By combining the calf raises with leg curls, you have more or less pre-exhausted the gastrocnemius before doing the leg curls which will mean it will have to recruit extra fibers when you push hard on the leg curls to aid the movement.
Knee Extension Day
1. Weighted Calf Stretches
With a dumbbell or barbell on your shoulders or in a calf raise machine just stay in the stretched position of a calf raise machine for a minute or so.
This causes a large mechanical loading on the calves in a stretched position which some believe to be beneficial for growth. It also ensures you maintain ankle flexibility which for many is a culprit in poor squatting technique.
2. Wave Squats
On my knee extension days, I will possibly also do wave squats where you squat down as deep as possible and explode up onto your toes. This is a good finisher for quads, but hits the calves heavily as well and allows me to get two sessions in for calves.
I normally performed one or two sets of twenty or more reps which allows a different stimulus for sarcoplasmic hypertrophy rather than the myofibril hypertrophy seen in on hip extension days.
| Hypertrophy Vs. Hyperplasia
Hypertrophy refers to an increase in muscle size, due to the enlargement of the size of the cells, as opposed to an increase in the number of cells (by cell division, a.k.a. Hyperplasia). Hypertrophy is most commonly seen in muscle that has been actively stimulated, the most well-known method being exercise.
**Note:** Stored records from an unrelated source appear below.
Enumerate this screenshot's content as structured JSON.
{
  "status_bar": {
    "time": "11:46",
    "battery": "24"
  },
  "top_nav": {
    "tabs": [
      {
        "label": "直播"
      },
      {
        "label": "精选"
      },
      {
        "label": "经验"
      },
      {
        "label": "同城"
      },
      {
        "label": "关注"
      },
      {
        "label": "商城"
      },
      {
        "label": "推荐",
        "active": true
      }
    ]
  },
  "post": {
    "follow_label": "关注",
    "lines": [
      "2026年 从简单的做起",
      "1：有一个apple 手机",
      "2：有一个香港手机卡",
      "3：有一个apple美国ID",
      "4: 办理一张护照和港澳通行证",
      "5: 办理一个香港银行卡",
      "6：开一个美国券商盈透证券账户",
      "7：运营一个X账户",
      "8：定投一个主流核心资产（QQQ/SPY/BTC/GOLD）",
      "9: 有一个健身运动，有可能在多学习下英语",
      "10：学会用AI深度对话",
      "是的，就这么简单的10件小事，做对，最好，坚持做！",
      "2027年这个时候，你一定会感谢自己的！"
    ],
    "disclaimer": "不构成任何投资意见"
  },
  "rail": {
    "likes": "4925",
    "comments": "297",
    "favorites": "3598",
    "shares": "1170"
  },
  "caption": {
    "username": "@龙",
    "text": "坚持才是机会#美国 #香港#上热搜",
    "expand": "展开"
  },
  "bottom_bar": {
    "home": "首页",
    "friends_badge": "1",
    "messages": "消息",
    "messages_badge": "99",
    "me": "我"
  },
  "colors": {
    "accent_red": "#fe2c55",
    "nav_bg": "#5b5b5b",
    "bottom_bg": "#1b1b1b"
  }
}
That's the routine I have found to work for me. From a personal point of view, I never see anyone put calves first in a routine and they never seem to have the same volume as biceps or other bodyparts and, to be honest, the effort put forth isn't worth the time either.
In addition, there is the extracurricular activity that calves can benefit from. A good example of this is the calf development of overweight individuals because they have to carry around the heavy weight regularly.
This extreme weight places a constant workload on the calves and will help with development. Other examples include: walking uphill, and other non-gym based activities and sports can certainly impact the development of the calves.
There it is, the routine that I use. If you have a calf weakness, try it and let me know how you get on! Just remember if you want good development you have to put forth the same effort as other body parts and with a rational plan of training.